Моралите (Ансуорт) - страница 4

Не требовались такие познания в Законе Оккама, какими обладаю я, чтобы найти самое краткое объяснение столь разнородному скарбу: они были странствующими комедиантами и тепла ради напялили на себя части костюмов.

Мой страх рассеялся, никто ведь комедиантов не боится, но я чувствовал, что положение остается трудным. Столкнувшись со смертью, я не мог просто взять и уйти. Я заговорил — обычная моя главная сила. Я обилен на слова, когда нахожу тему, а участие в диспутах в дни учения отточило мое красноречие и научило риторическим фигурам. Я объяснил им, что остановил меня здесь дух любознательности, и указал далее, что это вовсе не порок, как иногда полагают невежды, называя его любопытством, но, напротив, дух любознательности в упорядоченной душе порождается чувством сострадания, и в доказательство привел изречение Публия Теренция Афера[2]: «Humani nil a me alienum»[3].

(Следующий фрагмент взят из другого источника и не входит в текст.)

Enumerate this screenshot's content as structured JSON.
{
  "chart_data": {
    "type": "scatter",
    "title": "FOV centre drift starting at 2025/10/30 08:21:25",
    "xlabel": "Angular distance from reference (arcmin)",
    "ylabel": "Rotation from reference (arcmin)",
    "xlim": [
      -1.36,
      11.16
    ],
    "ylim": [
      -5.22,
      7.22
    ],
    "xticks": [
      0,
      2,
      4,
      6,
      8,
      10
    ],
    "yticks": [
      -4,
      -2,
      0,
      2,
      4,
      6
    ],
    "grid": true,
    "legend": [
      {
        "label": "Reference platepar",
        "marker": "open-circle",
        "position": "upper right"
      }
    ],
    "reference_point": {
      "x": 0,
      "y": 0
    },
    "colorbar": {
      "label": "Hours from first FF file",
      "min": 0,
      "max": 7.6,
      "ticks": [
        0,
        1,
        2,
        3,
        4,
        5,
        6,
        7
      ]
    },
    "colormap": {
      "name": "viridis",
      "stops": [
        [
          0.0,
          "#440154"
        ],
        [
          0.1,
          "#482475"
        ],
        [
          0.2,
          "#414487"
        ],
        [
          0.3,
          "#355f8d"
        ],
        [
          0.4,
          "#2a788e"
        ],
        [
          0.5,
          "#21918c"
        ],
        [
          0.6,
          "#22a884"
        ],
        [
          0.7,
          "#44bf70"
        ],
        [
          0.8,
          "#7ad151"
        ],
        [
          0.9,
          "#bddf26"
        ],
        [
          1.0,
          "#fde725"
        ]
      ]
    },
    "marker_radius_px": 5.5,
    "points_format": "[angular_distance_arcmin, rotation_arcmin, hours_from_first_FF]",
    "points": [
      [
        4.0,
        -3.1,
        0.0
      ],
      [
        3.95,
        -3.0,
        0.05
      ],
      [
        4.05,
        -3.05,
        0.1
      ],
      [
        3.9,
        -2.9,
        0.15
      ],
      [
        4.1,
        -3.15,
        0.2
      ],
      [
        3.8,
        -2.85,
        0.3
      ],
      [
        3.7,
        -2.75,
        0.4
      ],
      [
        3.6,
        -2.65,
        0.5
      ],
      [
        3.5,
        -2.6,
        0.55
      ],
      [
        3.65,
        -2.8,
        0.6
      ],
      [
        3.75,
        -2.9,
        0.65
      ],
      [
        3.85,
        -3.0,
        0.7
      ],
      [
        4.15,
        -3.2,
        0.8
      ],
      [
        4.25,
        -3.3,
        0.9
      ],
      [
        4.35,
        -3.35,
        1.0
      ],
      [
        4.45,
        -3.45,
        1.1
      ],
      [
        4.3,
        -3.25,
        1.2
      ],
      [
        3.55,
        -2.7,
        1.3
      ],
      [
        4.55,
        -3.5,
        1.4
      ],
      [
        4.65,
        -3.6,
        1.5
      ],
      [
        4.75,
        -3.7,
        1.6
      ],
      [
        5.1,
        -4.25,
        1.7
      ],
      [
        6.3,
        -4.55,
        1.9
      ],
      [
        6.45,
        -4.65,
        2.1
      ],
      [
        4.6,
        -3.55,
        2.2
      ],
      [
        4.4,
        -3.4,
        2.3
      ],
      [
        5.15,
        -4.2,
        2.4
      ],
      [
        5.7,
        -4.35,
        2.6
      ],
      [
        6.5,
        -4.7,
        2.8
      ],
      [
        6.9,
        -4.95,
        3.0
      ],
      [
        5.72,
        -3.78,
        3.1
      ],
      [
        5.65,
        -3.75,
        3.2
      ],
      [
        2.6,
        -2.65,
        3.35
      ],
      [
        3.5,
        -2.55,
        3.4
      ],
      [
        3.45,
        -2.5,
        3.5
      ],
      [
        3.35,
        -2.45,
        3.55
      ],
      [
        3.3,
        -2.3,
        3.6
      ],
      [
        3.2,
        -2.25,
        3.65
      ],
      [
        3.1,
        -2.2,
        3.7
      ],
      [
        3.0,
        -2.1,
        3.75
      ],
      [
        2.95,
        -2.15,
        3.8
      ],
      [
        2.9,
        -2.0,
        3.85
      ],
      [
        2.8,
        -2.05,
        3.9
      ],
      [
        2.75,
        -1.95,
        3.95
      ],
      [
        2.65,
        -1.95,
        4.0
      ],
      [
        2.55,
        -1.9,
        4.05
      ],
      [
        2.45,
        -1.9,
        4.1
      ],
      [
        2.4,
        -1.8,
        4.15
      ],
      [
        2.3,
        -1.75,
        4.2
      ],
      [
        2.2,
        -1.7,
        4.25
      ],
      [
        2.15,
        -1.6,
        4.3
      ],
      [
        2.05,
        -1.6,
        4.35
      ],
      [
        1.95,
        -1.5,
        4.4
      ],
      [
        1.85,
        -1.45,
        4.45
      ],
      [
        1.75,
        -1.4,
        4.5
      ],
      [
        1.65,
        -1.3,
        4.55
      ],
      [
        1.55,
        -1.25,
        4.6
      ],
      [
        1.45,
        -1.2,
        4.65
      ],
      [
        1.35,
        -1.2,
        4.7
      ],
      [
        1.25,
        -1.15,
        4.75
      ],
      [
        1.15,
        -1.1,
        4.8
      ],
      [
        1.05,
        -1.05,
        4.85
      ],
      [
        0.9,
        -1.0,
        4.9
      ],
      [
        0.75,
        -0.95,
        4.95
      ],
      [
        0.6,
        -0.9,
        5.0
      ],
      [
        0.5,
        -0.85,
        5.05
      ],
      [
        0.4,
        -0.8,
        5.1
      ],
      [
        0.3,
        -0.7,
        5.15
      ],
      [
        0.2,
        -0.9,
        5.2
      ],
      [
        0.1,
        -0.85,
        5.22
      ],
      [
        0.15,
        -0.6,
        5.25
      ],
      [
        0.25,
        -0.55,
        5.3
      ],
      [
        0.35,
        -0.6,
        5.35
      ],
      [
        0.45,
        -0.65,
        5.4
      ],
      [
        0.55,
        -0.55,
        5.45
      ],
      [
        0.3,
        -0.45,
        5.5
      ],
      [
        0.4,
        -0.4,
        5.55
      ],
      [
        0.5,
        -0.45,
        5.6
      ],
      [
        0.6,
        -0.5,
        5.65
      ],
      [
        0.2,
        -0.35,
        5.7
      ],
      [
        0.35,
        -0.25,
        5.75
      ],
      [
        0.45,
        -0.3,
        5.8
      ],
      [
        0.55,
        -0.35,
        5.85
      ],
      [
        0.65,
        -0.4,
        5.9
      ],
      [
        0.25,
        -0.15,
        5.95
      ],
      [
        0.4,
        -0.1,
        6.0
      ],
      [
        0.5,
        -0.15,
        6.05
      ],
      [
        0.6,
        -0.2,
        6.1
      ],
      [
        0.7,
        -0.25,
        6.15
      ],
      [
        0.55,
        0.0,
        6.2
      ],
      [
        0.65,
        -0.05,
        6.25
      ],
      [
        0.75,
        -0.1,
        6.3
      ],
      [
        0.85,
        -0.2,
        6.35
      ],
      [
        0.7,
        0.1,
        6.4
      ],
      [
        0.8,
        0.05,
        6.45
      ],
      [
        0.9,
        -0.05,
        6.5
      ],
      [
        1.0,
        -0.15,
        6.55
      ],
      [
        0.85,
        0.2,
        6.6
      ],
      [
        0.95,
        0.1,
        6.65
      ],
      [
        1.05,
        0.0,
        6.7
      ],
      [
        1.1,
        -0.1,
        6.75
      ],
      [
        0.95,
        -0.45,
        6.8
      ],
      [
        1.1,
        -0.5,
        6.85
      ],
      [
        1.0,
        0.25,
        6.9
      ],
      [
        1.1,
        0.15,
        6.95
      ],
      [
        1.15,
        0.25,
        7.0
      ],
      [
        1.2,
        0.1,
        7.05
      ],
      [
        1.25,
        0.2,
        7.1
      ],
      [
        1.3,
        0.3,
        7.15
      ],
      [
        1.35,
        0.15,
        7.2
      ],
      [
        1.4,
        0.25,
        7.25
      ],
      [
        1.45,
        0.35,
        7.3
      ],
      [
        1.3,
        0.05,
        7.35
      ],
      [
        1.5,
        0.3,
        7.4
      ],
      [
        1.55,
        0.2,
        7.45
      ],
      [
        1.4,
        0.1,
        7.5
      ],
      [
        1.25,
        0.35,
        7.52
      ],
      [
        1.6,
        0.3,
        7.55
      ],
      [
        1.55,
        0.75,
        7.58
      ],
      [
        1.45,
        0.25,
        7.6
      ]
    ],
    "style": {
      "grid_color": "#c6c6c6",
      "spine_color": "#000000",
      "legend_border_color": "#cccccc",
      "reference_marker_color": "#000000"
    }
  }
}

Бывают мгновения, когда мы слепы к несочетаемости вещей. Я стоял среди них и сыпал словами, а мертвец лежал перед нами, уставившись в небо, все больше темнеющее угрозой снега. Я бы продолжал и дальше, увлеченный своей темой, если бы меня не перебило фырканье, которое издал Стивен, и мальчик захлопал в ладоши. Меня обидело такое неуважение, но я потом вспомнил, как, наверное, выгляжу в моей ветхой сутане и с теменем в вихрах. Я странствовал с начала мая, и волосы отросли. Я попробовал восстановить тонзуру с помощью бритвы из моего мешка, но ничего хорошего не получилось, мне же пришлось орудовать на ощупь.

— Ну, говорить он горазд, — сказала женщина. Она была грязна и неприглядна, волосы падали ей на глаза; все еще молодая, но невзгоды легли, как маска, на лицо ее юности. Такие лица мы теперь видим часто — не подлинные человеческие лица, но в масках страданий. Плечи и грудь ей окутывала пестрядь в красно-белую клетку, взятая с повозки накидка шута с дырой посредине, через которую она просунула голову.

— Шастая за кустами, чего он хотел увидеть?

Она приподняла на несколько дюймов облепленный грязью подол своей юбки, прихватив и нижние, и развела колени — движение это было чуть заметным и очень зазывным приглашением шлюхи. Тут пялившийся на меня белобрысый, по виду, сказал бы я, не совсем в себе, проделал быструю пантомиму: скорчился в своем белом ангельском балахоне и зашарил глазами, все время сглатывая с распаленным любострастней. Изображено это было превосходно, но никто ничего не сказал и не засмеялся. Они горевали об умершем, они его любили. Я для них ничего не значил, потому что появился из-за деревьев, как тать, и они поняли, что я беглец, без разрешения покинувший пределы своей епархии. Бродячие комедианты тоже просто бродяги, но у этих был значок, они получили разрешение своего лорда.